Meno meravigliosa è la strada che si fa per raggiungere Massa. La guida mi fa passare lungo la ferrovia attraverso la zona industriale e dei depositi di marmo. Stanno facendo dei lavori lungo la strada e il caos regna sovrano, con clacson impazziti, iperboliche nuvole di polvere e gran fragore di camion. C'è da uscire pazzi e ci sto quasi riuscendo quando la direzione muta e torna magicamente la quiete. Poco dopo incontro la ciclopedonale che mi porta fino a Massa. A metà della salita (lieve) c'è l'incontro meraviglioso con Fiji, cagnolino pellegrino, il suo padrone e un altro pellegrino, tutti e due francesi. Foto di rito poi due chiacchere mentre il cane mangia, libero finalmente dal suo zainetto.
Attraverso Massa velocemente ma passo in comune per timbrare la credenziale. Li tre persone dietro il vetro dello sportello mi guardano come fossi un alieno ma lo fanno sorridendo e alla fine penso che provino un briciolo di invidia per il senso di avventura che un viaggio come questo può dare in confronto all'usurante routine di un lavoro dietro uno sportello.

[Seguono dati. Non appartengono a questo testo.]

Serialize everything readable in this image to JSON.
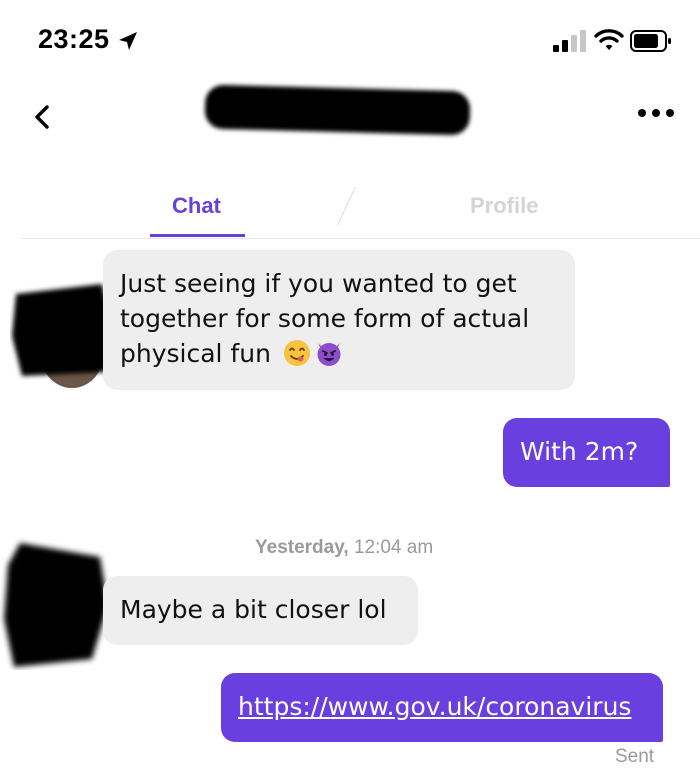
{
  "status_bar": {
    "time": "23:25",
    "icons": [
      "location-arrow-icon",
      "signal-icon",
      "wifi-icon",
      "battery-icon"
    ]
  },
  "nav": {
    "back_icon": "chevron-left-icon",
    "more_icon": "more-horizontal-icon"
  },
  "tabs": [
    {
      "label": "Chat",
      "active": true
    },
    {
      "label": "Profile",
      "active": false
    }
  ],
  "colors": {
    "accent": "#6a3fe0",
    "incoming_bubble": "#eeeeee",
    "meta_text": "#9a9a9a"
  },
  "messages": [
    {
      "direction": "incoming",
      "text": "Just seeing if you wanted to get together for some form of actual physical fun",
      "emojis": [
        "yum-face-emoji",
        "smiling-devil-emoji"
      ]
    },
    {
      "direction": "outgoing",
      "text": "With 2m?"
    },
    {
      "direction": "incoming",
      "timestamp_day": "Yesterday,",
      "timestamp_time": "12:04 am",
      "text": "Maybe a bit closer lol"
    },
    {
      "direction": "outgoing",
      "text": "https://www.gov.uk/coronavirus",
      "status": "Sent"
    }
  ]
}
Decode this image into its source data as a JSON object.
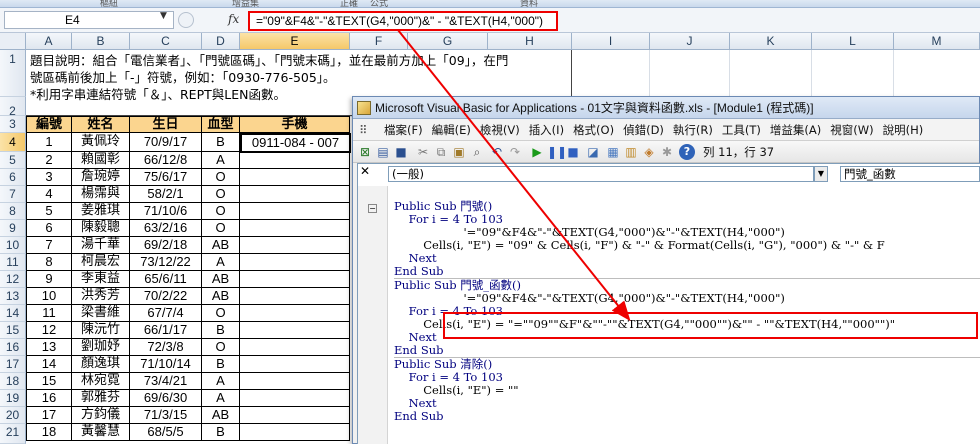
{
  "ribbon": {
    "labels": [
      "樞紐",
      "增益集",
      "正確",
      "公式",
      "資料"
    ]
  },
  "formula_bar": {
    "name_box": "E4",
    "fx": "fx",
    "formula": "=\"09\"&F4&\"-\"&TEXT(G4,\"000\")&\" - \"&TEXT(H4,\"000\")"
  },
  "sheet": {
    "columns": [
      "A",
      "B",
      "C",
      "D",
      "E",
      "F",
      "G",
      "H",
      "I",
      "J",
      "K",
      "L",
      "M"
    ],
    "rows": [
      "1",
      "2",
      "3",
      "4",
      "5",
      "6",
      "7",
      "8",
      "9",
      "10",
      "11",
      "12",
      "13",
      "14",
      "15",
      "16",
      "17",
      "18",
      "19",
      "20",
      "21"
    ],
    "description": [
      "題目說明：組合「電信業者」、「門號區碼」、「門號末碼」，並在最前方加上「09」，在門",
      "號區碼前後加上「-」符號，例如：「0930-776-505」。",
      "*利用字串連結符號「＆」、REPT與LEN函數。"
    ],
    "table_headers": [
      "編號",
      "姓名",
      "生日",
      "血型",
      "手機"
    ],
    "table_rows": [
      [
        "1",
        "黃佩玲",
        "70/9/17",
        "B"
      ],
      [
        "2",
        "賴國彰",
        "66/12/8",
        "A"
      ],
      [
        "3",
        "詹琬婷",
        "75/6/17",
        "O"
      ],
      [
        "4",
        "楊霈與",
        "58/2/1",
        "O"
      ],
      [
        "5",
        "姜雅琪",
        "71/10/6",
        "O"
      ],
      [
        "6",
        "陳毅聰",
        "63/2/16",
        "O"
      ],
      [
        "7",
        "湯千華",
        "69/2/18",
        "AB"
      ],
      [
        "8",
        "柯晨宏",
        "73/12/22",
        "A"
      ],
      [
        "9",
        "李東益",
        "65/6/11",
        "AB"
      ],
      [
        "10",
        "洪秀芳",
        "70/2/22",
        "AB"
      ],
      [
        "11",
        "梁書維",
        "67/7/4",
        "O"
      ],
      [
        "12",
        "陳沅竹",
        "66/1/17",
        "B"
      ],
      [
        "13",
        "劉珈妤",
        "72/3/8",
        "O"
      ],
      [
        "14",
        "顏逸琪",
        "71/10/14",
        "B"
      ],
      [
        "15",
        "林宛霓",
        "73/4/21",
        "A"
      ],
      [
        "16",
        "郭雅芬",
        "69/6/30",
        "A"
      ],
      [
        "17",
        "方鈞儀",
        "71/3/15",
        "AB"
      ],
      [
        "18",
        "黃馨慧",
        "68/5/5",
        "B"
      ]
    ],
    "active_cell_value": "0911-084 - 007"
  },
  "vba": {
    "title": "Microsoft Visual Basic for Applications - 01文字與資料函數.xls - [Module1 (程式碼)]",
    "menus": [
      "檔案(F)",
      "編輯(E)",
      "檢視(V)",
      "插入(I)",
      "格式(O)",
      "偵錯(D)",
      "執行(R)",
      "工具(T)",
      "增益集(A)",
      "視窗(W)",
      "說明(H)"
    ],
    "cursor_position": "列 11，行 37",
    "object_combo": "(一般)",
    "procedure_combo": "門號_函數",
    "code_lines": [
      "Public Sub 門號()",
      "    For i = 4 To 103",
      "                   '=\"09\"&F4&\"-\"&TEXT(G4,\"000\")&\"-\"&TEXT(H4,\"000\")",
      "        Cells(i, \"E\") = \"09\" & Cells(i, \"F\") & \"-\" & Format(Cells(i, \"G\"), \"000\") & \"-\" & F",
      "    Next",
      "End Sub",
      "Public Sub 門號_函數()",
      "                   '=\"09\"&F4&\"-\"&TEXT(G4,\"000\")&\"-\"&TEXT(H4,\"000\")",
      "    For i = 4 To 103",
      "        Cells(i, \"E\") = \"=\"\"09\"\"&F\"&\"\"-\"\"&TEXT(G4,\"\"000\"\")&\"\" - \"\"&TEXT(H4,\"\"000\"\")\"",
      "    Next",
      "End Sub",
      "Public Sub 清除()",
      "    For i = 4 To 103",
      "        Cells(i, \"E\") = \"\"",
      "    Next",
      "End Sub"
    ]
  },
  "colors": {
    "table_header": "#fbd58f",
    "highlight": "#ee0000",
    "vba_keyword": "#00007f"
  }
}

Esco da Massa, faccio un paio di km di Aurelia e poi devio verso Montignoso. Non ci arrivo perché un ponticello mi fa attraversare il torrente e mi dirige verso il Castello Aghinolfi. Il caldo ormai è esploso in tutto il suo splendore e la salita è dura, 200 metri di dislivello a tornanti. Vado a cercarmi ogni possibile ombra passando da un lato all'altro della carreggiata ma il sole mi riacchiappa subito, ogni volta. Arrivato in cima mi accascio all'ombra vicino ad una strana piattaforma di roccia con qualcosa di luccicante sopra; poggio lo zaino, bevo e vado ad osservare meglio lo strano bagliore, la sua origine. È un cerchio di metallo con una stella, la Rosa dei venti, venti assenti, in ogni direzione. Non si muove una foglia, la canicola impazza e le cicale friniscono senza sosta.
Sono loro l'animale totemico di oggi, fedeli compagne del caldo fin dai ricordi d'infanzia e noto sonnifero ipnotico universale. Mi abbioccherei volentieri ma chi si ferma è perduto.
Di nuovo in marcia, la strada spiana e poi inizia a scendere. Sono tante, fortunatamente, le fonti sotto le quali mettere il capo per trovare un pizzico di refrigerio ma quando arrivo al paesino di Strettoia (esiste, lo giuro) fermarsi al bar diventa obbligatorio e, non ci crederete mai, hanno la Moretti Zero, birra analcolica nostrana. La mischio con la lemonsoda e mi viene fuori una Radler suprema, la cosa più dissetante al mondo. Sono costretto a prenderne un'altra per finire la limonata e andrei anche avanti per le ore con questo giochetto Pulcinella Style ma a fine tappa mancano poco più di due km e ho una disperata voglia di farmi una doccia.
Rimetto i muscoli in moto, passo davanti a un monumento che testimonia l'esistenza della Linea Gotica e scendo fino al paesino di Querceta dove finalmente posso godermi il meritato riposo.
A Roma mancano 396 km. Chi la dura la vince.